Making Smart Saving Decisions
Posted by Samantha VanSchoick
Believe it or not, interest can be a great thing.
How?
Many of us know that simple interest is earned by funds deposited in a savings account, so you can make your money grow. However, not as many people know how compound interest works. Compound interest is a tool that allows you to collect interest on interest you have already received.
For example, if Tony put $100 dollars in a savings account with a 5% interest rate, he would have $105 dollars at the end of one year. The next year, Tony would earn 5% on $105, making his money grow faster. In the first year, Tony only made $5, but in the second, he made $5.25. The longer Tony leaves his money in the account, the more his money will make grow.
Tips:
- Start early! The sooner your money is invested, the sooner your money will grow.
- Deposit often! By regularly depositing money into your interest receiving accounts, you can enhance the effect of the compounding interest.

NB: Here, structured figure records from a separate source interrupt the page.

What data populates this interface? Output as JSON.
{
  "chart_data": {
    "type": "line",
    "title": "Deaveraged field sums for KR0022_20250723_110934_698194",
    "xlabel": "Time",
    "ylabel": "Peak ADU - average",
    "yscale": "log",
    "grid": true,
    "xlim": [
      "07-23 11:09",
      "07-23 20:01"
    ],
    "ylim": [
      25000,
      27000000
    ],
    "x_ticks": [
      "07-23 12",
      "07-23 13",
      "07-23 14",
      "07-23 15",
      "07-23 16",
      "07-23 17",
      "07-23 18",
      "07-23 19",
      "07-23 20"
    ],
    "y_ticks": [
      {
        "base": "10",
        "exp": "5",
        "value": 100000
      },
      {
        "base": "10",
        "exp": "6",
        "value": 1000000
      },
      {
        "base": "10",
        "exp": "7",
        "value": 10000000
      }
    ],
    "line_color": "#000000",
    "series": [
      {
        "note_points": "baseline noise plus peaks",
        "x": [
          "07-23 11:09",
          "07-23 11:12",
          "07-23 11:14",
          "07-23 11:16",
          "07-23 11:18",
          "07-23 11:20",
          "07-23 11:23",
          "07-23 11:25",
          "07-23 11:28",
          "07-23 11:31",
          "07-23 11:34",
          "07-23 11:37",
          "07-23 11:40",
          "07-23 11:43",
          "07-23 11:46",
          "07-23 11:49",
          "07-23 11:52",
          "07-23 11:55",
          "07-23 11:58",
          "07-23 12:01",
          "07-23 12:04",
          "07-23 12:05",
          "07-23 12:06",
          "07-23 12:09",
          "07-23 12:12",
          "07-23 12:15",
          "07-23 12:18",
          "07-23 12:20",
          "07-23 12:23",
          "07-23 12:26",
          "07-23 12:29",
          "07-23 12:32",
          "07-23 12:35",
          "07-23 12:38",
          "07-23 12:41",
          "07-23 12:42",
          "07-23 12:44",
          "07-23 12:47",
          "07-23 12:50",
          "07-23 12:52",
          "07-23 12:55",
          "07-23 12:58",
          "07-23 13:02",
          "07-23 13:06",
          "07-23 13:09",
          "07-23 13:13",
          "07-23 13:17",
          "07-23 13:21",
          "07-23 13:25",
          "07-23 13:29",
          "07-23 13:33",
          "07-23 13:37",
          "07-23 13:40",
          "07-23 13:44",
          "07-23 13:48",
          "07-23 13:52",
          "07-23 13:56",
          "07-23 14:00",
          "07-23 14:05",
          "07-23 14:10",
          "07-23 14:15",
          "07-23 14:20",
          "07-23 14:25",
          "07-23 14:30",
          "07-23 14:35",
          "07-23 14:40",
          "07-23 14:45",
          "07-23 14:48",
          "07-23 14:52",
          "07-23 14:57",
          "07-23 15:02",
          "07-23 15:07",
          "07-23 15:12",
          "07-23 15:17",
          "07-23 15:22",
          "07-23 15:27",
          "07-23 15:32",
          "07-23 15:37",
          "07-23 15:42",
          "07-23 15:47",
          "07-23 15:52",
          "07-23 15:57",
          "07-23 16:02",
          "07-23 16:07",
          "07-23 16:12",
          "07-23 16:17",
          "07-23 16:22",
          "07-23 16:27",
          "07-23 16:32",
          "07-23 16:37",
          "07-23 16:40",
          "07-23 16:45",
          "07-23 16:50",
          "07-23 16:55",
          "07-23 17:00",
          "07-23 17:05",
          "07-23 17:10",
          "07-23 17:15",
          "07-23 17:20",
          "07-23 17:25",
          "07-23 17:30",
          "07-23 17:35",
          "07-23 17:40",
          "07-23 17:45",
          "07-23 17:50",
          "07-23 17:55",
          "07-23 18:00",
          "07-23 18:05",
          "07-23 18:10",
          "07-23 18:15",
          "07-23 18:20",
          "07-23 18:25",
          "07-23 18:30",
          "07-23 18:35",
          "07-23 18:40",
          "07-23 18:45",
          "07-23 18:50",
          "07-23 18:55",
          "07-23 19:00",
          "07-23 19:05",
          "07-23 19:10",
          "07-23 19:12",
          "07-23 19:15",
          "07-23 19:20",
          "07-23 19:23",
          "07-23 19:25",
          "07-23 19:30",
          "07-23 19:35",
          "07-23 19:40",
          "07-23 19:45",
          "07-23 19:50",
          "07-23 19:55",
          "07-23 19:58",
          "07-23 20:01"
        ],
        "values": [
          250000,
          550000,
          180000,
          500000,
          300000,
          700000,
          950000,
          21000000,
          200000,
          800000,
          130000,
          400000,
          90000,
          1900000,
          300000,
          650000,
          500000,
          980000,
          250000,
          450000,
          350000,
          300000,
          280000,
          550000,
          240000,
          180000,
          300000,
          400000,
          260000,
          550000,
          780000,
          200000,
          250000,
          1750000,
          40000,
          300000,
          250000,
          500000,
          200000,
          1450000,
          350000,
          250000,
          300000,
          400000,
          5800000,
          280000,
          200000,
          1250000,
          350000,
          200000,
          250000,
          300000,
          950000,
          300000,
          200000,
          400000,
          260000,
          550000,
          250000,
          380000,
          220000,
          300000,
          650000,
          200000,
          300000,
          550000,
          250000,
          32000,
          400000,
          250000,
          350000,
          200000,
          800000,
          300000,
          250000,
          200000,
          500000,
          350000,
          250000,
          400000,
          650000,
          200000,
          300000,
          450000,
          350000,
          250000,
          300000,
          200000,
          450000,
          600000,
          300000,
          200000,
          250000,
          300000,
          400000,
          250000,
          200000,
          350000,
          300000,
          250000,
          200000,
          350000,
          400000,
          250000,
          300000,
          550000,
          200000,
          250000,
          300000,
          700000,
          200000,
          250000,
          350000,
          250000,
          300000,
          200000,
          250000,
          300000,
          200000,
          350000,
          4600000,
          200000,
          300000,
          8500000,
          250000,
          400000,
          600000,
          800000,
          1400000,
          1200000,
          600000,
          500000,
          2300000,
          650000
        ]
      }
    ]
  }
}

- Don't touch! I know, that new fishing rod or those shiny pumps look tempting, but allowing your money to stay where it is and keep growing can make all the difference when considering life decisions, such as when you can retire.
Paying the minimum balance on credit cards is a damaging way that compound interest could work against you. Every month, your charges are added to your total balance. By only making the minimum payments, you could soon be paying interest on your interest and that movie you saw three months ago just cost you many times the price of admission!